What is a stream? A stream is a continuous, potentially never-ending sequence of records arriving over time. Think about a user browsing a website — every page view, every click, every scroll is an event being produced. One after another, in real time. There’s no natural “end” to this — as long as the user is active, events keep coming. That’s a stream. 什么是流? 流是一个连续的、可能永无止境的记录序列,随时间推移不断到达。想象一下用户浏览网站的过程——每一次页面浏览、每一次点击、每一次滚动都是一个产生的事件。它们一个接一个地实时发生。这没有自然的“终点”——只要用户处于活跃状态,事件就会源源不断地产生。这就是流。

What is batch processing? Batch processing means taking a finite, bounded collection of data and processing it all at once. Instead of reacting to each event as it arrives, you collect events for a period of time — say, an hour — and then run a computation over all of them together. The computation has a clear start and a clear end. 什么是批处理? 批处理意味着获取一个有限的、有界的数据集合并一次性处理。你不是在每个事件到达时就做出反应,而是收集一段时间(比如一小时)内的事件,然后对它们进行统一计算。这种计算有明确的开始和结束。

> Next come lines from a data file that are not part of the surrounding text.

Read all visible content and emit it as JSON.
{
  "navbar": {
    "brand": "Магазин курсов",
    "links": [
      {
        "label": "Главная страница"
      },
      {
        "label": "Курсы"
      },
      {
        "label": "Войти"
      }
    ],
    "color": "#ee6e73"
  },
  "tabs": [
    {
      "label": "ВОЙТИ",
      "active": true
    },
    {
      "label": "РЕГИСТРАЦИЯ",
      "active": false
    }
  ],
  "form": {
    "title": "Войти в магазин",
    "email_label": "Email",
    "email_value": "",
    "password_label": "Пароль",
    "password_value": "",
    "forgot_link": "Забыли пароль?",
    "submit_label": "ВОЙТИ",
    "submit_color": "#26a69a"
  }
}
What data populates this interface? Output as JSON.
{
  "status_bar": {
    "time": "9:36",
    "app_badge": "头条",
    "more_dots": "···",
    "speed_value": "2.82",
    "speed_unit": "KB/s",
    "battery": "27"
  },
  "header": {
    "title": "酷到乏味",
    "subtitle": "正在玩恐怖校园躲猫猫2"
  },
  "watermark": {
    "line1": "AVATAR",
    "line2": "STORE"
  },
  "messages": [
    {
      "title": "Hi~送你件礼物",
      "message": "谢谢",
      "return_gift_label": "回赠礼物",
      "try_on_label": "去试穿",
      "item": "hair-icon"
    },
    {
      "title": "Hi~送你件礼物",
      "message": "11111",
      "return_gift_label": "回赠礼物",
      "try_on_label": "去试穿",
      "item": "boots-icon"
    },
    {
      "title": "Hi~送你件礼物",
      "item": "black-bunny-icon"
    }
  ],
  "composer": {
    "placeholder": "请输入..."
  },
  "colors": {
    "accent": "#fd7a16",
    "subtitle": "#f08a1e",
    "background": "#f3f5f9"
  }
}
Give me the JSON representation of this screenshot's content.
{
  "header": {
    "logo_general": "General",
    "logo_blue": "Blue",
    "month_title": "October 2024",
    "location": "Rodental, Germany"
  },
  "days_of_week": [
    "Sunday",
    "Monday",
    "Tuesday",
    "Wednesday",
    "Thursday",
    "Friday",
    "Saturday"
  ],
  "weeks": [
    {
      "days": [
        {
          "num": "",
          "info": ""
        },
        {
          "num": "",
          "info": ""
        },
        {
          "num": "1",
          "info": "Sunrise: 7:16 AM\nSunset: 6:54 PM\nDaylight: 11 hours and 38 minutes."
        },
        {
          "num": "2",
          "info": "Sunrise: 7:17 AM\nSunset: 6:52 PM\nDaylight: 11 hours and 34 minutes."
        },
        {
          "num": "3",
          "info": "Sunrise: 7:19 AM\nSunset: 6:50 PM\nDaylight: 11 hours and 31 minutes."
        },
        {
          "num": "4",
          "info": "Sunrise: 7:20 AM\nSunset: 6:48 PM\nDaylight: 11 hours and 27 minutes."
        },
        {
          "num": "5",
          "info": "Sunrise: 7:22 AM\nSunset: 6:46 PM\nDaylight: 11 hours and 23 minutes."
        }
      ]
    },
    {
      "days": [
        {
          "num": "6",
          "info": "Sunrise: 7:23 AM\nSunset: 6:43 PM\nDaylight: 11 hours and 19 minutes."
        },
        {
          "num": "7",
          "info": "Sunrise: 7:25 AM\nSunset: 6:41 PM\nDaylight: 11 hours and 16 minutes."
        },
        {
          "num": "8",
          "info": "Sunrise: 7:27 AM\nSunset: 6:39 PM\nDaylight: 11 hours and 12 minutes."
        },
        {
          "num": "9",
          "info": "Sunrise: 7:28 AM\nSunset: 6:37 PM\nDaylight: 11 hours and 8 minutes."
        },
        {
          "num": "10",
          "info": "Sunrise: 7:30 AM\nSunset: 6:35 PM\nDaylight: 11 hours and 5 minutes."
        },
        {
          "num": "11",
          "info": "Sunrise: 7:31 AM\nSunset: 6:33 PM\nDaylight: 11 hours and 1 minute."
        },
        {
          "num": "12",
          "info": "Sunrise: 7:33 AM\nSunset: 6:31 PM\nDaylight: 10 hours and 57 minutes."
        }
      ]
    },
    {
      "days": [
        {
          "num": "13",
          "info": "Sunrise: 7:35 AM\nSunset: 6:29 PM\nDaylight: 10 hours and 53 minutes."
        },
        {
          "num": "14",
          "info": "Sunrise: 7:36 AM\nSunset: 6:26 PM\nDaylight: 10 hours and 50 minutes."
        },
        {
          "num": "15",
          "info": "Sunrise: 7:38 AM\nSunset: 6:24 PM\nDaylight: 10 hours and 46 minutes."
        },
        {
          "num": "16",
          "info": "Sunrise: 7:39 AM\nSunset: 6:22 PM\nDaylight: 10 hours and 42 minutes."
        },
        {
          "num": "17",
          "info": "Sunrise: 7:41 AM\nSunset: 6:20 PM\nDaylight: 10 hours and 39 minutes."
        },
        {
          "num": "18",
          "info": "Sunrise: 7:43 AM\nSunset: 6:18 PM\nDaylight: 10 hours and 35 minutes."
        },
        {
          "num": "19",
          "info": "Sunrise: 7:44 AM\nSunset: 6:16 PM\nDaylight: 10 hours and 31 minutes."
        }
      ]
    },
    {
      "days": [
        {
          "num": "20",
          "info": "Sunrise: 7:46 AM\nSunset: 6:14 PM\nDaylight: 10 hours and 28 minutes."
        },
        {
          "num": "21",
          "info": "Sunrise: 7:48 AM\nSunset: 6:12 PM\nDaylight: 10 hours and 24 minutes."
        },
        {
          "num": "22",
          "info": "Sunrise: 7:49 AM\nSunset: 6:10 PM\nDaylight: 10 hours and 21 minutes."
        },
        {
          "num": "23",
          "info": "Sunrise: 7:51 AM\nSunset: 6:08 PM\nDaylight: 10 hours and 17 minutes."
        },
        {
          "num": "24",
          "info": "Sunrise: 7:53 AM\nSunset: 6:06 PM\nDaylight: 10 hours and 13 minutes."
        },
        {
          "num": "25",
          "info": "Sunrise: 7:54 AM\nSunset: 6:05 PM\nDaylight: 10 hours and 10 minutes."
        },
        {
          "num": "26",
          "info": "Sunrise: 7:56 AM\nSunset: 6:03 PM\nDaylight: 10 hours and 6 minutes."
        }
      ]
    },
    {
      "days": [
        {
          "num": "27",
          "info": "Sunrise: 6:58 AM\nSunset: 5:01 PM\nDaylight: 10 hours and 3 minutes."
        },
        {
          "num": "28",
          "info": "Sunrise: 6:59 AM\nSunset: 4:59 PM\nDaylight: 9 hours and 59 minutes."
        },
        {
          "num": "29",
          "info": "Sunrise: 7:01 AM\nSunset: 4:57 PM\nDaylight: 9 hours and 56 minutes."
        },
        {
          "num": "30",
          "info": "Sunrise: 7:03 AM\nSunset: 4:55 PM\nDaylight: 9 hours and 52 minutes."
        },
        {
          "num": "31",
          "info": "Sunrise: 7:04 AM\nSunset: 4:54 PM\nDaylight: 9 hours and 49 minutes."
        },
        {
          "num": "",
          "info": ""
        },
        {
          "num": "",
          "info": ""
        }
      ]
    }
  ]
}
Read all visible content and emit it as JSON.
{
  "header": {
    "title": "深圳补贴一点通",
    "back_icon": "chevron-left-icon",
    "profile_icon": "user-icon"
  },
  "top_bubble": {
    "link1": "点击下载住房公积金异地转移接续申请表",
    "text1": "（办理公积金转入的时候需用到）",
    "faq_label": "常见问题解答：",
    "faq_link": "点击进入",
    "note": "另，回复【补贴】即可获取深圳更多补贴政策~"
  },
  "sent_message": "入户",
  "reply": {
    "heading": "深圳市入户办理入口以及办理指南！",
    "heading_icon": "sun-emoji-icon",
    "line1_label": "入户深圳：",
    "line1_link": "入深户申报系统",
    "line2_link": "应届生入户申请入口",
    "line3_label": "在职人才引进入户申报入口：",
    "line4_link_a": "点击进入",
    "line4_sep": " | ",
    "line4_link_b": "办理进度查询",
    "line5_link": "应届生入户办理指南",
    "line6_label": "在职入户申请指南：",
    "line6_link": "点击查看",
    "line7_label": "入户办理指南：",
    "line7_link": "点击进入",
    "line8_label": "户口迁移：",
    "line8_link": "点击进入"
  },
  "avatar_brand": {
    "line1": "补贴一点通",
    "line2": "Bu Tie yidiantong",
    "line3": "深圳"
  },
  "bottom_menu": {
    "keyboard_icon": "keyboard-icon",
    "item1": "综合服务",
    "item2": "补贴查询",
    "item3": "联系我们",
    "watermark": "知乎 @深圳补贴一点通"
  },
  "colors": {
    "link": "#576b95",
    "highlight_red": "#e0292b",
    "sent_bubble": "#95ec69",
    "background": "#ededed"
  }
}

Both are legitimate ways to process data. The tension between them is what Flink was built to resolve — and we’ll get there. 这两种都是处理数据的合法方式。它们之间的矛盾正是 Flink 所要解决的问题——我们稍后会讲到。

Back To The Problem: How We Actually Produce Data

回到问题:我们实际上是如何产生数据的

Let me make this concrete with an example we’ll use throughout this post. Imagine you’re building a recommendation engine — the kind that shows users “you might also like these” based on what they’ve been viewing. To do this well, your system needs to know things like: What has this user been clicking on in the last few minutes? What items are trending right now across all users? Which products did this user view but not purchase in the last session? 让我用一个贯穿全文的例子来具体说明。想象一下你正在构建一个推荐引擎——那种根据用户浏览记录向其展示“你可能也喜欢这些”的系统。为了做好这一点,你的系统需要知道:该用户在过去几分钟内点击了什么?目前所有用户中哪些商品是热门的?该用户在上次会话中浏览了哪些产品但未购买?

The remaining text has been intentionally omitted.